Welcome. I am also facinated in how you do with your top bar hives and beekeeping in general in your climate.


----------



## Duboisi (Oct 7, 2009)

I will have some experience to share by next year.

Check out this link (in Norwegian) http://bikuben.mulebakken.net/topplistkube/

Not sure how popular it's to post links to other forums, but at this one is dedicated mainly to top-bars and have many users from England and some from Scandinavia. http://www.naturalbeekeeping.org/


----------



## AmericasBeekeeper (Jan 24, 2010)

Welcome, best wishes!


----------



## DavesBees (Jun 2, 2009)

I think you will find the top bar hive will work just fine in Norway. Bees will try to survive in whatever hive you put them in and they will die in those same hives. What bees really want is a large store of honey over their heads in the winter. But if they built their hive in a floor space of say 8 inches tall and do just fine; they didn't do much moving up. Healthy bees will find their stores no matter which direction they have to move. A giant space above them for winter that some Beekeepers would say won’t work is best demonstrated at http://www.oscarperone.com.ar/. Wait for the translate bar to drop down and then you can translate to English. If you are playing around with methods perhaps you could try the Perone hive as well. You may be able to modify one of you Nationals or even adjust present procedures to simulate the principles he uses.


----------



## kamildursun (Mar 25, 2010)

Thanks Dave I will check it out. Beekeeping eqpt is very standardised in Norway but it would be fine to try something new.
Kamil


----------



## Duboisi (Oct 7, 2009)

@Dave: I am thinking that those hives are best suited for hot climates, as the hot air rises. It should even help them to keep the brood-nest cool.

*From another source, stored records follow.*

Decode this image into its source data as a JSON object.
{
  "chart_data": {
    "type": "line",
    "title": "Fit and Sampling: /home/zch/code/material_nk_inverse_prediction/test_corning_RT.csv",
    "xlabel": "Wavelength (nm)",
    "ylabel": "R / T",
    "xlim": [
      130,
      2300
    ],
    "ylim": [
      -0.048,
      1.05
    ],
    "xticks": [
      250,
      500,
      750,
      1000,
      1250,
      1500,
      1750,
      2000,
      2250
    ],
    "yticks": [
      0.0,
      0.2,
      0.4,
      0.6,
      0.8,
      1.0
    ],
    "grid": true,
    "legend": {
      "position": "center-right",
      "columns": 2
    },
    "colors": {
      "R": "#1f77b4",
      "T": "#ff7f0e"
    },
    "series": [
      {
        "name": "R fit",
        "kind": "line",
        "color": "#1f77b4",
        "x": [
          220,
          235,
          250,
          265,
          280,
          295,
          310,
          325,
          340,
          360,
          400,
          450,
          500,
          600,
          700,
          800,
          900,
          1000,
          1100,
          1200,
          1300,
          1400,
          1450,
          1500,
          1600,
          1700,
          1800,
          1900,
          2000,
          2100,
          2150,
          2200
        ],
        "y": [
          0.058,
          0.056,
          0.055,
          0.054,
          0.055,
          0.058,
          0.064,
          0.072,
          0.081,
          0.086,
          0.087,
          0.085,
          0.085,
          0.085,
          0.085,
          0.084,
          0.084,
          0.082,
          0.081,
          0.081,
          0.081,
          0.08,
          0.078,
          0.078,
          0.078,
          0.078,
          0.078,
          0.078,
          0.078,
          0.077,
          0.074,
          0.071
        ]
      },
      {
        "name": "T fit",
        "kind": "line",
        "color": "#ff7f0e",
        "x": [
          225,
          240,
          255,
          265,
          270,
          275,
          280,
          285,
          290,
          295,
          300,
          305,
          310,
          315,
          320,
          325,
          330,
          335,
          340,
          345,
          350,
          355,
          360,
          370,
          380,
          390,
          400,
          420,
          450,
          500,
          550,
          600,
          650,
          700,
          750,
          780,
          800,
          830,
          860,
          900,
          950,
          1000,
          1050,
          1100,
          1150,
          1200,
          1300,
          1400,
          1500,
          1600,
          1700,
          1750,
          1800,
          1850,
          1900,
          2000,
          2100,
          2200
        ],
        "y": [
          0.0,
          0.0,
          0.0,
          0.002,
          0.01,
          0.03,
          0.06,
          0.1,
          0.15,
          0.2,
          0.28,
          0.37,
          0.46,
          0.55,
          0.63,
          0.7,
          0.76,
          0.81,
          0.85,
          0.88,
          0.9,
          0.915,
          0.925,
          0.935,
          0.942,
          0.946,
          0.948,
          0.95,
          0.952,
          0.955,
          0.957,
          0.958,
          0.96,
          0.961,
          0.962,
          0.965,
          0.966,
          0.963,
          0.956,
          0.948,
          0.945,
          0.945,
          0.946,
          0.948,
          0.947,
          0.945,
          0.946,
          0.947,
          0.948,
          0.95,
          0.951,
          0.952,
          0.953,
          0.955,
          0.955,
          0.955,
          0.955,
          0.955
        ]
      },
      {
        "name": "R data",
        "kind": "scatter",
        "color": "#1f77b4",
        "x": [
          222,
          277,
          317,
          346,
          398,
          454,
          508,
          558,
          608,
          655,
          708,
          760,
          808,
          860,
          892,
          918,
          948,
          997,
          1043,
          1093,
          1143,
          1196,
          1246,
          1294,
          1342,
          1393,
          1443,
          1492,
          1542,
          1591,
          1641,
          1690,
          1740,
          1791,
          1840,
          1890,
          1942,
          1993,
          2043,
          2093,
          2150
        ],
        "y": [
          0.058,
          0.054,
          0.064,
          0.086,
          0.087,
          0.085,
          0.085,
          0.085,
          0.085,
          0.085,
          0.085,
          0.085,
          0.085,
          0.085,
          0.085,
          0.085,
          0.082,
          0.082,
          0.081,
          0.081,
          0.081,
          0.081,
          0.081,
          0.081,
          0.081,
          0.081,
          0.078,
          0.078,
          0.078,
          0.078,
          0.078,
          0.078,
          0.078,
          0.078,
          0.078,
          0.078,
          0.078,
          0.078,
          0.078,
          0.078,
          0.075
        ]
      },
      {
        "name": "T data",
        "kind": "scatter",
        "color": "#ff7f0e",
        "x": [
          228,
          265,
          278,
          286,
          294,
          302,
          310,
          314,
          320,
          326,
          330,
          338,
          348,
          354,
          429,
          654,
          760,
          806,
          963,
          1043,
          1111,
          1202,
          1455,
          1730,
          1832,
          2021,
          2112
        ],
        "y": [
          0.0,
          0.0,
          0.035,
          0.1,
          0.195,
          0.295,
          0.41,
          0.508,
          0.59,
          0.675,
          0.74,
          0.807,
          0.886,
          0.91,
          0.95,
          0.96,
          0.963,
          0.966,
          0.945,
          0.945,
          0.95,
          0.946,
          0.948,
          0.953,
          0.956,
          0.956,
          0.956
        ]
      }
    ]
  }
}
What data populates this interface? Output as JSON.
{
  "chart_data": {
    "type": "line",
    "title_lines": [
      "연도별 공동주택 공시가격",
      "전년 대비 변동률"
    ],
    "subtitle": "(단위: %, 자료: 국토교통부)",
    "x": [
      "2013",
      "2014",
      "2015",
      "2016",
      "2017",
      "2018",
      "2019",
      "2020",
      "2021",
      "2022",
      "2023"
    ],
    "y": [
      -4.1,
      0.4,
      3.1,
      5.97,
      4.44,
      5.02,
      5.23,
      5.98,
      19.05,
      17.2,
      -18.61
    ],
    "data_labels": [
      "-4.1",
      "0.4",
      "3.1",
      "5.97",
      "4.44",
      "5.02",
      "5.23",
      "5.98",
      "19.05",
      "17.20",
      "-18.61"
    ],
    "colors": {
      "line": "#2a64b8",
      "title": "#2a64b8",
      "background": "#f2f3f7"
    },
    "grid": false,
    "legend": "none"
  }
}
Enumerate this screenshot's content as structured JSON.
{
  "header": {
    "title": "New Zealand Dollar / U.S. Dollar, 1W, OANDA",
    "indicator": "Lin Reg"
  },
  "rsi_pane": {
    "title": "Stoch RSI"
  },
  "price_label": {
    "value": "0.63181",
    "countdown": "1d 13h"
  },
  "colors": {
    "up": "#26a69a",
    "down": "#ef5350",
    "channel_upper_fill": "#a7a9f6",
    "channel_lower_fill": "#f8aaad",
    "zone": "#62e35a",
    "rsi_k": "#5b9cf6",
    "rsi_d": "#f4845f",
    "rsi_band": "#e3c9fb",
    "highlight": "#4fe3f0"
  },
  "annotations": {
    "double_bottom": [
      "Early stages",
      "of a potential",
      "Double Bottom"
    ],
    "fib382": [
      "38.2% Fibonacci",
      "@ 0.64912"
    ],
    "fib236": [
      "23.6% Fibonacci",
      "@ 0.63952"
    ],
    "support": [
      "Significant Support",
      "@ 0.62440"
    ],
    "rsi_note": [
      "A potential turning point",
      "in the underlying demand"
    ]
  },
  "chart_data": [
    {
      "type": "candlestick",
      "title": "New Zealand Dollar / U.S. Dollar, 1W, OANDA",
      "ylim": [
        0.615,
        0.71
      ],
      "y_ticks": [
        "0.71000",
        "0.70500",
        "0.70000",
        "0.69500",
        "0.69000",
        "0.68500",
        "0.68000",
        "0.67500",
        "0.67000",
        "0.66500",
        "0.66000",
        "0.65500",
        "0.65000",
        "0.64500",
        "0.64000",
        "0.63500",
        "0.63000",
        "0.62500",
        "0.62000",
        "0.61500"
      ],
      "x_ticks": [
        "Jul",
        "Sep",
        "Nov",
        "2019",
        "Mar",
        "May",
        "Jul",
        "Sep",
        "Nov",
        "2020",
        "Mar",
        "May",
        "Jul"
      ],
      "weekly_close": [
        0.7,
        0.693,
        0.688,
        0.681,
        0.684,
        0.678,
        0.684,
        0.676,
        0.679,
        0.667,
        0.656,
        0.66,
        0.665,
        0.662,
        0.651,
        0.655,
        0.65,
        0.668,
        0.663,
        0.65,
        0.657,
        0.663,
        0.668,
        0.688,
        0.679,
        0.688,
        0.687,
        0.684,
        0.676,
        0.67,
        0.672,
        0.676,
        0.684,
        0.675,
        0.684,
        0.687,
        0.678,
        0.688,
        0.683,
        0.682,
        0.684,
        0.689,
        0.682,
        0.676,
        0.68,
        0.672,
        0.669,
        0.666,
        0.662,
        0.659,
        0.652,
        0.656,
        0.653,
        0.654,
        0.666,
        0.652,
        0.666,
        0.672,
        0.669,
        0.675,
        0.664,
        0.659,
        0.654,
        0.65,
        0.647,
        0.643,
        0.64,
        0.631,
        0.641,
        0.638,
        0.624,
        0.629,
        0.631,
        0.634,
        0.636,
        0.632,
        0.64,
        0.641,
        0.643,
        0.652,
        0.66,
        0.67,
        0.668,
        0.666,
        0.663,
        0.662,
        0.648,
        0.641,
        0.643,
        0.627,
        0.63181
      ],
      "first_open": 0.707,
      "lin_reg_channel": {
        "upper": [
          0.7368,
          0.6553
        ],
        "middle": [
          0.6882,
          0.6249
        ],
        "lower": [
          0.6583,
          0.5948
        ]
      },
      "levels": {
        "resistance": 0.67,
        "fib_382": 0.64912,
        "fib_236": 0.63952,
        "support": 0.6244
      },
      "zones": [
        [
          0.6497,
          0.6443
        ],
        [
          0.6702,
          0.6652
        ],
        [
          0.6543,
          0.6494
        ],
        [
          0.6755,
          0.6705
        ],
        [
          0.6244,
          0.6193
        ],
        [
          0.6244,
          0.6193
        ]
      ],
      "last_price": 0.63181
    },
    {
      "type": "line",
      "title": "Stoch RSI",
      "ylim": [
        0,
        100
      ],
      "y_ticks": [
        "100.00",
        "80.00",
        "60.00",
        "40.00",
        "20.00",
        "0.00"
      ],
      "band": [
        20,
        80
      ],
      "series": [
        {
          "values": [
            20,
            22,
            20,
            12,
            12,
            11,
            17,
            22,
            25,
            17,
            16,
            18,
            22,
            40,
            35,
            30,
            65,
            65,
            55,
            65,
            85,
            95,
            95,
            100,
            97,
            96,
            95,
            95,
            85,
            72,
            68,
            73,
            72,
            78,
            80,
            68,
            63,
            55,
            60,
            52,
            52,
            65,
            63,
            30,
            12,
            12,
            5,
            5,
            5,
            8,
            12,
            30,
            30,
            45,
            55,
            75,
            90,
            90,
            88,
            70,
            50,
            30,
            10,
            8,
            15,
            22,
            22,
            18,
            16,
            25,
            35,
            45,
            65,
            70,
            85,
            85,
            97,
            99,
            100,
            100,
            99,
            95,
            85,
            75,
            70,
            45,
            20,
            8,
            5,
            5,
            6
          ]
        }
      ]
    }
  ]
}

In a cold climate, it means that the heat will disappear into the void during winter. In turn this will require lots of energy to keep the cluster warm.


----------



## JPK (May 24, 2008)

Bees really don't want to move laterally....particularly in cold weather.

Do a survey of folks that run TBH's in northern climates....good luck finding many that are successful on any significant scale


----------



## Duboisi (Oct 7, 2009)

@JPG: Forgive me, as I am a novice. But don't the bees move sideways from comb to comb in all hives? I would imagine that in a Langstroth hive, they go up to the top on one side, and then move slowly towards the other side as the honey is used. In what way is this different from bees moving from the end of the broodnest and towards the other end?

I think it is pretty hard to find people running TBH at a significant scale in temperate climates aswell.
There may be reasons why TBH will not work well in a cold climate, but without trying, it's hard to know.

I have heard that the vikings were using similar types of hives, only that they were called trough-hives or something along that order. I have not gotten it confirmed, so it might be wrong.


----------



## my2collies (Mar 26, 2010)

Hi, I'm going to be following your posts with interest. I am just starting in Minnesota, and it's also pretty cold here. Hopefully both of us will be successful as northern beekeepers!

Cindy


----------